Bureaucratic Feelings by Ed Kiely: upcoming Welfare Futures Seminar

4 March 2025

Ed Kiely will present at our upcoming Welfare Futures seminar. On March 4th, they will talk about "Bureaucratic Feelings: Knowledge production, affective regulation and the administration of austerity." In this talk Kiely investigates the role of affect in the planning and delivery of public services.

Drawing on extensive fieldwork within UK local government and mental health services, Ed Kiely's talk investigates how bureaucrats navigated the tensions between care provision and austerity measures during a period of severe budget cuts. Between 2010 and 2019, local government revenues were slashed by £11.4 billion – an 18 percent reduction. Through their research within one county council, they examine two key institutional mechanisms that emerged: the production of knowledge systems structurally unable to recognize austerity's harmful impacts, and the cultivation of 'austerity optimism' – a narrative suggesting that funding cuts actually benefited service users. Kiely's analysis engages with contemporary literature on bureaucratic violence, strategic ignorance, the politics of unfeeling, and the postcolonial welfare state to understand these institutionalized modes of unseeing.

Practical information

What        
Ed Kiely, “Bureaucratic Feelings: Knowledge production, affective regulation and the administration of austerity”

When       
4 March, 15.30-17.00, followed by drinks at CREA Café

Where      
REC B5.12, Common Room Anthropology (Roeterseiland, B-building, 5th floor) 
If you are not able to join in person, you can also follow the talk and discussion via the live stream.

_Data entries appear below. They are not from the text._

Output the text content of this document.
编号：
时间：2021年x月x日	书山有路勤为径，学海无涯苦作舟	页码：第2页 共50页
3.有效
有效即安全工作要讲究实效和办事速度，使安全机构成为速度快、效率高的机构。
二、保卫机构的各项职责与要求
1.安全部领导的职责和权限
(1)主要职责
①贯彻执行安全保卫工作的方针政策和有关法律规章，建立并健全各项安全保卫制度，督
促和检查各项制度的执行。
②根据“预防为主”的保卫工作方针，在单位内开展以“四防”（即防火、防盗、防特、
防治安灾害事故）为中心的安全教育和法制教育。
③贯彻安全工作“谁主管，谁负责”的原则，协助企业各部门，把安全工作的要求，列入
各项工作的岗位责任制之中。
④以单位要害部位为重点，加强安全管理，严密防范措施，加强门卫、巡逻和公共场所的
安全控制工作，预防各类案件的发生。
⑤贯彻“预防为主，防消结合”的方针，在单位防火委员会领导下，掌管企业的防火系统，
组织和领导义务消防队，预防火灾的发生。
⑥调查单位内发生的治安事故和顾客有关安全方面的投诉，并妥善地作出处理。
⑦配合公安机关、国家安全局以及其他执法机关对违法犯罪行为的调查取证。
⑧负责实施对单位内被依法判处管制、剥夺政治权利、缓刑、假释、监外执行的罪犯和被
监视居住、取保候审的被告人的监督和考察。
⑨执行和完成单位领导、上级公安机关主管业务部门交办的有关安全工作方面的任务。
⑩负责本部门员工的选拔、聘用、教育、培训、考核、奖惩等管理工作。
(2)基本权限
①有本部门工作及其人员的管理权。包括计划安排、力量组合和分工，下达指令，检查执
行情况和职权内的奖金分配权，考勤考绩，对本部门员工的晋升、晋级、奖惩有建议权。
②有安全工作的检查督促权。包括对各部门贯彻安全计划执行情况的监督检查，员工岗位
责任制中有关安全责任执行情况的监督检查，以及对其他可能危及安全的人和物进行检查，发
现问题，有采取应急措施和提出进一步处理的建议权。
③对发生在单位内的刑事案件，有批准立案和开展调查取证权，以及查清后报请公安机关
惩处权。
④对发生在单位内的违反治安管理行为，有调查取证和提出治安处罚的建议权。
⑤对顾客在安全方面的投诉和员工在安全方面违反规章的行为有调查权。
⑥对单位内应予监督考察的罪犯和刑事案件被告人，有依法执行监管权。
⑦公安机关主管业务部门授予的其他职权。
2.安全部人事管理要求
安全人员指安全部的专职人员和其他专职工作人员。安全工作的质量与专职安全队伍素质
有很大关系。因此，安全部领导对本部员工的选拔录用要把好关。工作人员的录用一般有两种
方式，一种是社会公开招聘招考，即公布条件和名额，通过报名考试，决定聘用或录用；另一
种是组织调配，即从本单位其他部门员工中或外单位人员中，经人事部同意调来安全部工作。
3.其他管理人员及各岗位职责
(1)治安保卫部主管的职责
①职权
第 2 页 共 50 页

Welfare Futures Seminar Upcoming Events

April 7: Ruth Prince exploring social protection for health costs in Kenya
May 6: TBD
June 6: Anouk de Koning's inaugural lecture as professor of Power, Politics and the State

Welfare Futures seminar series

The Welfare Futures seminar series is hosted by the Prototyping Welfare and Crafting Resilience projects, embedded in the Anthropology department of the University of Amsterdam. With talks every 4 weeks, it seeks to create a lively space for debate and bring together an interdisciplinary ethnographic community engaged in thinking about transforming welfare landscapes in Europe and beyond.